As such, it allows people of all races, religions and philosophies to agree on fundamental rights that should be enjoyed by all persons everywhere, he said.

Surrounded in the General Assembly by diplomats from member countries of the United Nations covering every region of the globe, Pope Benedict warned against defining human rights divorced from any transcendental dimension of reality.

“Removing human rights from this context would mean restricting their range and yielding to a relativistic conception, according to which the meaning and interpretation of rights could vary and their universality would be denied in the name of different cultural, political, social and even religious outlooks.”

The Pope was speaking at a time when there are growing clashes between different “rights”. In Canada and many countries, religious rights have come under attack as traditional religious opposition to such things as homosexual sexual acts has landed Christians in court and before quasi-judicial human rights tribunals for merely expressing their most deeply held beliefs.

In Canada, for instance, Catholic Insight magazine is defending itself before the Canadian Human Rights Commission against accusations that it is fomenting hatred against homosexuality. And Maclean's magazine has been forced to defend itself for publishing excerpts from Mark Steyn's book America Alone, in which he argues that the growth of the Muslim population in Europe is to the detriment of Western culture.

The Pope went on to argue that a proper understanding of human rights leads to wiser decisions made by states for the common good. If human rights lose their mooring from the transcendent, he argued, they can be distorted by either a secular culture that has no understanding of objective truth, or states where a single religion dominates and suppresses all others.

Pope Benedict citied the example of rich First World countries that exploit international law and politics to the detriment of poorer countries. “I am thinking especially of those countries in Africa and other parts of the world which remain on the margins of authentic integral development and are therefore a risk of experiencing only the negative effects of globalization,” he said.

He also said that science, if not grounded in a proper ethics, can pursue developments that could be “a clear violation of the order of creation.”

In his speech, the Pope also praised the United Nations as a “sign of unity between states and an instrument of service to the entire human family.”

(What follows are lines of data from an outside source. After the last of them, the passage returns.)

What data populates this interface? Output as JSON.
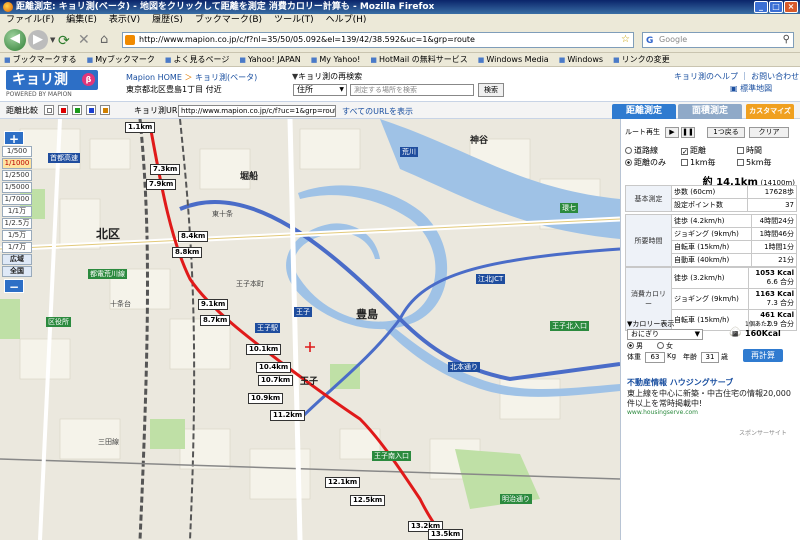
{
  "window": {
    "title": "距離測定: キョリ測(ベータ) - 地図をクリックして距離を測定 消費カロリー計算も - Mozilla Firefox",
    "buttons": [
      "_",
      "□",
      "×"
    ]
  },
  "menu": [
    "ファイル(F)",
    "編集(E)",
    "表示(V)",
    "履歴(S)",
    "ブックマーク(B)",
    "ツール(T)",
    "ヘルプ(H)"
  ],
  "nav": {
    "url": "http://www.mapion.co.jp/c/f?nl=35/50/05.092&el=139/42/38.592&uc=1&grp=route",
    "search_placeholder": "Google"
  },
  "bookmarks": [
    "ブックマークする",
    "Myブックマーク",
    "よく見るページ",
    "Yahoo! JAPAN",
    "My Yahoo!",
    "HotMail の無料サービス",
    "Windows Media",
    "Windows",
    "リンクの変更"
  ],
  "page": {
    "logo": "キョリ測",
    "logo_beta": "β",
    "logo_sub": "POWERED BY MAPION",
    "breadcrumb": [
      "Mapion HOME",
      "キョリ測(ベータ)"
    ],
    "address": "東京都北区豊島1丁目 付近",
    "search_label": "キョリ測の再検索",
    "search_select": "住所",
    "search_placeholder": "測定する場所を検索",
    "search_button": "検索",
    "links": [
      "キョリ測のヘルプ",
      "お問い合わせ"
    ],
    "standard_map": "標準地図"
  },
  "toolbar": {
    "compare_label": "距離比較",
    "url_label": "キョリ測URL:",
    "url_value": "http://www.mapion.co.jp/c/f?uc=1&grp=route8el",
    "all_url": "すべてのURLを表示",
    "tabs": [
      "距離測定",
      "面積測定",
      "カスタマイズ"
    ]
  },
  "map": {
    "zoom_in": "+",
    "zoom_out": "−",
    "scales": [
      "1/500",
      "1/1000",
      "1/2500",
      "1/5000",
      "1/7000",
      "1/1万",
      "1/2.5万",
      "1/5万",
      "1/7万",
      "広域",
      "全国"
    ],
    "active_scale": "1/1000",
    "places": [
      "北区",
      "豊島",
      "王子",
      "十条台",
      "堀船",
      "東十条",
      "神谷",
      "王子本町",
      "三田線"
    ],
    "distance_labels": [
      "1.1km",
      "7.3km",
      "7.9km",
      "8.4km",
      "8.8km",
      "9.1km",
      "8.7km",
      "10.1km",
      "10.4km",
      "10.7km",
      "10.9km",
      "11.2km",
      "12.1km",
      "12.5km",
      "13.2km",
      "13.5km"
    ],
    "road_labels": [
      "首都高速",
      "都電荒川線",
      "王子駅",
      "王子",
      "荒川",
      "王子北入口",
      "王子南入口",
      "江北JCT",
      "明治通り",
      "北本通り",
      "環七",
      "区役所"
    ]
  },
  "panel": {
    "route_buttons": [
      "ルート再生",
      "1つ戻る",
      "クリア"
    ],
    "options": {
      "row1": [
        "道路線",
        "距離",
        "時間"
      ],
      "row2": [
        "距離のみ",
        "1km毎",
        "5km毎"
      ]
    },
    "total_distance": "約 14.1km",
    "total_note": "(14100m)",
    "basic": {
      "title": "基本測定",
      "steps_label": "歩数 (60cm)",
      "steps": "17628歩",
      "points_label": "設定ポイント数",
      "points": "37"
    },
    "time": {
      "title": "所要時間",
      "rows": [
        {
          "label": "徒歩 (4.2km/h)",
          "value": "4時間24分"
        },
        {
          "label": "ジョギング (9km/h)",
          "value": "1時間46分"
        },
        {
          "label": "自転車 (15km/h)",
          "value": "1時間1分"
        },
        {
          "label": "自動車 (40km/h)",
          "value": "21分"
        }
      ]
    },
    "calories": {
      "title": "消費カロリー",
      "rows": [
        {
          "label": "徒歩 (3.2km/h)",
          "value": "1053 Kcal",
          "sub": "6.6 合分"
        },
        {
          "label": "ジョギング (9km/h)",
          "value": "1163 Kcal",
          "sub": "7.3 合分"
        },
        {
          "label": "自転車 (15km/h)",
          "value": "461 Kcal",
          "sub": "2.9 合分"
        }
      ]
    },
    "cal_display_label": "▼カロリー表示",
    "cal_select": "おにぎり",
    "onigiri_note": "1個あたり",
    "onigiri_kcal": "160Kcal",
    "gender": [
      "男",
      "女"
    ],
    "weight_label": "体重",
    "weight": "63",
    "weight_unit": "Kg",
    "age_label": "年齢",
    "age": "31",
    "age_unit": "歳",
    "recalc": "再計算",
    "ad_title": "不動産情報 ハウジングサーブ",
    "ad_body": "東上線を中心に新築・中古住宅の情報20,000件以上を常時掲載中!",
    "ad_url": "www.housingserve.com",
    "sponsor": "スポンサーサイト"
  }
}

He went further, though, arguing that the international community needs to work harder to implement the principle of the “responsibility to protect.” This principle, a strong point in the foreign policy of former Liberal foreign minister Lloyd Axworthy, insists that if a state is not protecting the safety and well-being of its own citizens in the face of conflict or natural disaster, then it is the duty of the international community to intervene.

“The action of the international community and its institutions, provided that it respects the principles undergirding the international order, should never be interpreted as an unwarranted imposition or a limitation of sovereignty.”